Additionally, in the proposed legislation increasing access to insurance products — such as selling across state lines or encouraging small employers to band together to build larger purchasing pools — as well as incentives or credits to purchase insurance products to build larger pools, plus the development of high-risk pools, as well as the general aging of the population that will demand more health care resources, there will be upward pressure on costs. All of these forces impact the stability of insurance premiums in the future. 

Lastly, these policies have largely excluded input from the State Insurance Commissioners who are closest to the situation within the state. Their input would be valuable. 

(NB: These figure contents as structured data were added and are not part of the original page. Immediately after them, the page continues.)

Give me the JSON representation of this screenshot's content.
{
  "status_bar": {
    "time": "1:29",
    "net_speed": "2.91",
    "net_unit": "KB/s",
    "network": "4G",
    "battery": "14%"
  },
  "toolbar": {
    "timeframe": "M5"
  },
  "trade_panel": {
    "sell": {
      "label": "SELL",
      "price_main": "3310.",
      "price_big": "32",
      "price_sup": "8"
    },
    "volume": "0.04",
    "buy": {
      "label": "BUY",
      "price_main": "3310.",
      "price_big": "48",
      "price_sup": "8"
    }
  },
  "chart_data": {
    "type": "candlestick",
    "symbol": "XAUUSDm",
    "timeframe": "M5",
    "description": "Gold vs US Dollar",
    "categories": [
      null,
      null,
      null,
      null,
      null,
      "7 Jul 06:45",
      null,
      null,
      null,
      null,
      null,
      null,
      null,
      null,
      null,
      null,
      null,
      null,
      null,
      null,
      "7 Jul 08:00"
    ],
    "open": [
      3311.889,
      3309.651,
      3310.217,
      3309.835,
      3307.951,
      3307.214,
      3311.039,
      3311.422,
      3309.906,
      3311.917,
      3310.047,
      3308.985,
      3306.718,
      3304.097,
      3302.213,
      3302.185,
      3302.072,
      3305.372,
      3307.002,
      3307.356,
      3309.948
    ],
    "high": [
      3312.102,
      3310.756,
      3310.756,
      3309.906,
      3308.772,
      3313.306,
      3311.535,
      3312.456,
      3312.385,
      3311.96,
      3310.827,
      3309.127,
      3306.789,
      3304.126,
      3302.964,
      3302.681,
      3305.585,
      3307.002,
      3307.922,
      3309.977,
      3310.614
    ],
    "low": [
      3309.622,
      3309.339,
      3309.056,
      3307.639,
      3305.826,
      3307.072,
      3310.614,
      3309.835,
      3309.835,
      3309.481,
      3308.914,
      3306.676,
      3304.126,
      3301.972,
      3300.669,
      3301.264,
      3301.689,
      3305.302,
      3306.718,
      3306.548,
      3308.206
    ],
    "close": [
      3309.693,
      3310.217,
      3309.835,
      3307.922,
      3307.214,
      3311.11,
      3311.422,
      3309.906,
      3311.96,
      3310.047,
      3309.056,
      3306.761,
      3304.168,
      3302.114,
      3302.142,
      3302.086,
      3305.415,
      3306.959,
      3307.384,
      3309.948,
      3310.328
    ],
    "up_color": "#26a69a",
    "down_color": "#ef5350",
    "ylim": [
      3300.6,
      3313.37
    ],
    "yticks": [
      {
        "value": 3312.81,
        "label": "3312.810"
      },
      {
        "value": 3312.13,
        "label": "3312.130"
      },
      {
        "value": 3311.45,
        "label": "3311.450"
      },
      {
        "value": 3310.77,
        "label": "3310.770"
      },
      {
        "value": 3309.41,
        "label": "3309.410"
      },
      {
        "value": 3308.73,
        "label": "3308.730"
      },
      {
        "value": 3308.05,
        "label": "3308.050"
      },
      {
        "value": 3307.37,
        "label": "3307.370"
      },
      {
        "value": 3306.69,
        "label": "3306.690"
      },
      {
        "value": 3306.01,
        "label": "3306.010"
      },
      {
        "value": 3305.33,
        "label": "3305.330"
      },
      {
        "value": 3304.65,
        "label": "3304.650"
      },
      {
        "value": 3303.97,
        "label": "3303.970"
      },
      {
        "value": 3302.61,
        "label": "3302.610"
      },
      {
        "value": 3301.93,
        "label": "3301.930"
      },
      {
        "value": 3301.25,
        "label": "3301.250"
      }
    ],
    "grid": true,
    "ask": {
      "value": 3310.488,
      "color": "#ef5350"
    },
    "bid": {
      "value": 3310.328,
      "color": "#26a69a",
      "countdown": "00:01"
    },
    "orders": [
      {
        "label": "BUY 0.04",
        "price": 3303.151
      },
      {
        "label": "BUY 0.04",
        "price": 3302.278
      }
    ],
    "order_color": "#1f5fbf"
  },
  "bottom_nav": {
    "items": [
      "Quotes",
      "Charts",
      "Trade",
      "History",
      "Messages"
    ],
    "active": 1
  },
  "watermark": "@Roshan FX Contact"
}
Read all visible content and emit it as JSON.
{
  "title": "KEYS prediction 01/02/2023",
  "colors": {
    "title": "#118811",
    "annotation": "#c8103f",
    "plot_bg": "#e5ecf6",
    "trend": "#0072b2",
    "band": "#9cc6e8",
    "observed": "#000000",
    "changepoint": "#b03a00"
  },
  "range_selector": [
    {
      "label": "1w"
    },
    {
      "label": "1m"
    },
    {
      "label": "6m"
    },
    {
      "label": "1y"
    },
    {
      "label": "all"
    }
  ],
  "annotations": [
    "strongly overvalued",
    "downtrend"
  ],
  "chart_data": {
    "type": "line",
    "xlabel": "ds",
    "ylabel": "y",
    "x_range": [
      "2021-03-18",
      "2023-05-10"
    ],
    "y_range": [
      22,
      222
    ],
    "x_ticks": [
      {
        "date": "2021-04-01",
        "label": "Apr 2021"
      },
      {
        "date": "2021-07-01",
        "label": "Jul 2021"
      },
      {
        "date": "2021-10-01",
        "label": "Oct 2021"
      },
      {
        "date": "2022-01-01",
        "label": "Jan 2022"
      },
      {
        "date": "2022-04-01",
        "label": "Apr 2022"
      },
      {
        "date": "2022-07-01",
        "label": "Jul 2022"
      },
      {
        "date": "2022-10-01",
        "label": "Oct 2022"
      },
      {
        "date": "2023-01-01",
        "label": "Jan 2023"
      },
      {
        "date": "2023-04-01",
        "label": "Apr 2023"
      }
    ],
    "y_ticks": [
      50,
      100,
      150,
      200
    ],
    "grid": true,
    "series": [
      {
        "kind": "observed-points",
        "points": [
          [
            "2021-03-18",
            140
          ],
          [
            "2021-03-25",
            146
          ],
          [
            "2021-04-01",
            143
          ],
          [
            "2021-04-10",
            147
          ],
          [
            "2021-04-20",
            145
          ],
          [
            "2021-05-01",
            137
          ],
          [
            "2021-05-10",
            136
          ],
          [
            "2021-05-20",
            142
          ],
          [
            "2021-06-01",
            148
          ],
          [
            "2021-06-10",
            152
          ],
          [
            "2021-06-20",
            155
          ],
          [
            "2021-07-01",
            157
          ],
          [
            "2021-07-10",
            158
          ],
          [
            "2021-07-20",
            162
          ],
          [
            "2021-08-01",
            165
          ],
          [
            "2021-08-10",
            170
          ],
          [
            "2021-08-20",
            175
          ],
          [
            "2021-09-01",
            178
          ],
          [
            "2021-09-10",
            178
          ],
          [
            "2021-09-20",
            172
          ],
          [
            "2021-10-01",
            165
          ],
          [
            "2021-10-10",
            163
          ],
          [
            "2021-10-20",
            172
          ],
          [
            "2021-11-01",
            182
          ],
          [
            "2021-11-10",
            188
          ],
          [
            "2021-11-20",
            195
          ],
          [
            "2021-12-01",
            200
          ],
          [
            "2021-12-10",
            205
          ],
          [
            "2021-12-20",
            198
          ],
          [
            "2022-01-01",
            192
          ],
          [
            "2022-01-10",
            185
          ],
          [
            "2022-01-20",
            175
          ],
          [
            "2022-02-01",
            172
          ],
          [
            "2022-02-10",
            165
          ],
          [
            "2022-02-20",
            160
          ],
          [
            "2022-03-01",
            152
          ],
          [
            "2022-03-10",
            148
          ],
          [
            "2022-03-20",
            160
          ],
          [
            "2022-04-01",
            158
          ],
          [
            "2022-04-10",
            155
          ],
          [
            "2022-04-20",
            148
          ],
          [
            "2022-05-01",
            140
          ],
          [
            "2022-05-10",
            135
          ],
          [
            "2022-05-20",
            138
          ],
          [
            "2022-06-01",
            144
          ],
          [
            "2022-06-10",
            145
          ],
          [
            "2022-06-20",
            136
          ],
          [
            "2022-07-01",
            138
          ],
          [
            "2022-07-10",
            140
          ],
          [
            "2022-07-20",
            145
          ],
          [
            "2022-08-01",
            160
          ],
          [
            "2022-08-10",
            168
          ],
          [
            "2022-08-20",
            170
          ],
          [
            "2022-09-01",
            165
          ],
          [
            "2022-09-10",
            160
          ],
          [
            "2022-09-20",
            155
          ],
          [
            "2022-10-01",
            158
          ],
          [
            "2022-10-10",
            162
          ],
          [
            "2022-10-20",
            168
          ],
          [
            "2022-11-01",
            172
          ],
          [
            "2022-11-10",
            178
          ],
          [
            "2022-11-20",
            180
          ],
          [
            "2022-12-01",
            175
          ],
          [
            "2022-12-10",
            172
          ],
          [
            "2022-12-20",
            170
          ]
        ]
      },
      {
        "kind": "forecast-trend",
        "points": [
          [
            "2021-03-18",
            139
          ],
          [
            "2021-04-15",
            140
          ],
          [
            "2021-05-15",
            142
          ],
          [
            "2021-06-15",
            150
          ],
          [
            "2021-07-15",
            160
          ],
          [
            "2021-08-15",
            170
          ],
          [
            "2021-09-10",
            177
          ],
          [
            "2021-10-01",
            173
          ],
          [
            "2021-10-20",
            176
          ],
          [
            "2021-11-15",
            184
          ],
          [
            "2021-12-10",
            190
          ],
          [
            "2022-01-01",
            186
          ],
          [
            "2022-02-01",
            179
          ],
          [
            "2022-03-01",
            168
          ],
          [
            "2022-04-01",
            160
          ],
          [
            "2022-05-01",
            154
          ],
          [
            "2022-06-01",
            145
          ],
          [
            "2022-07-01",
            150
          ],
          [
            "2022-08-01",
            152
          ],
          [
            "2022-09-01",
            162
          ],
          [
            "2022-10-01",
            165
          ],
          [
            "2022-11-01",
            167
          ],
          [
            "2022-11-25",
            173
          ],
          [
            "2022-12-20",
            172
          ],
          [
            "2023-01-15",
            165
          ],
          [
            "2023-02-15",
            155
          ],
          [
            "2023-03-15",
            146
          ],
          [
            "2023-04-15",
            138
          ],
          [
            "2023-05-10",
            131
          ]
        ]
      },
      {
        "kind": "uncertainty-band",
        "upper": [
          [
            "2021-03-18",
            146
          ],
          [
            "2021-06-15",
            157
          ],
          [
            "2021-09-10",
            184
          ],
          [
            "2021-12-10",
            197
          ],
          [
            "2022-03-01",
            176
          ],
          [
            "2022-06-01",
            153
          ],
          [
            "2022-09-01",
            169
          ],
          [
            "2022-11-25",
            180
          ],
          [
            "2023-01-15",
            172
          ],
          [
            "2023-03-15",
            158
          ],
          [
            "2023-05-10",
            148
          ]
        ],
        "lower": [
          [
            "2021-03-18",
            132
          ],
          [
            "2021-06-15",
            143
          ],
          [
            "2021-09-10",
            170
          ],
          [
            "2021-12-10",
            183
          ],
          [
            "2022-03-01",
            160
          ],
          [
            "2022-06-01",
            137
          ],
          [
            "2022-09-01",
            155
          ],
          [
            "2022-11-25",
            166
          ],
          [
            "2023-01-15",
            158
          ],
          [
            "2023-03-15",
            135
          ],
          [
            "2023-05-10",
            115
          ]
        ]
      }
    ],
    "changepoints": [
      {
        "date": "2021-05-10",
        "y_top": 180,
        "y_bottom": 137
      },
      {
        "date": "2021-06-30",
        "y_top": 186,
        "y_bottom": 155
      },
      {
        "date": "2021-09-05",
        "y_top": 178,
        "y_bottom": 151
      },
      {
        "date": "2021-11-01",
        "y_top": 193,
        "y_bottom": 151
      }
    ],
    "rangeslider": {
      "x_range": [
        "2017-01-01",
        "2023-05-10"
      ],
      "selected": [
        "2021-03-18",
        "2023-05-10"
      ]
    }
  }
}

The most telling statement from the June 26, 2017 report is on page nine in which the "CBO and JCT have endeavored to develop budgetary estimates that are in the middle of the distribution of potential outcomes. Such estimates are inherently inexact because the ways in which federal agencies, states, insurers, employers, individuals, doctors, hospitals and other affected parties would respond to the changes made by this legislation are all difficult to predict. In particular, predicting the overall effects of the myriad ways that states could implement waivers is especially difficult." Further on, "CBO and JCT projections under current law itself are also uncertain." 

Conclusion

These forecasts are, by admission, in the middle of the distribution of all possible outcomes rather than definitive; therefore, these reports are of very limited directional or of policy value. So why produce them? If legislators wish to truly reform the insurance markets and develop affordable premiums, the creation of high-risk pools and providing incentives to build larger insurance pools is a sound strategy. But until the cost drivers in health care are addressed, the insurance markets will continue to fail to meet the expectations of consumers and legislators.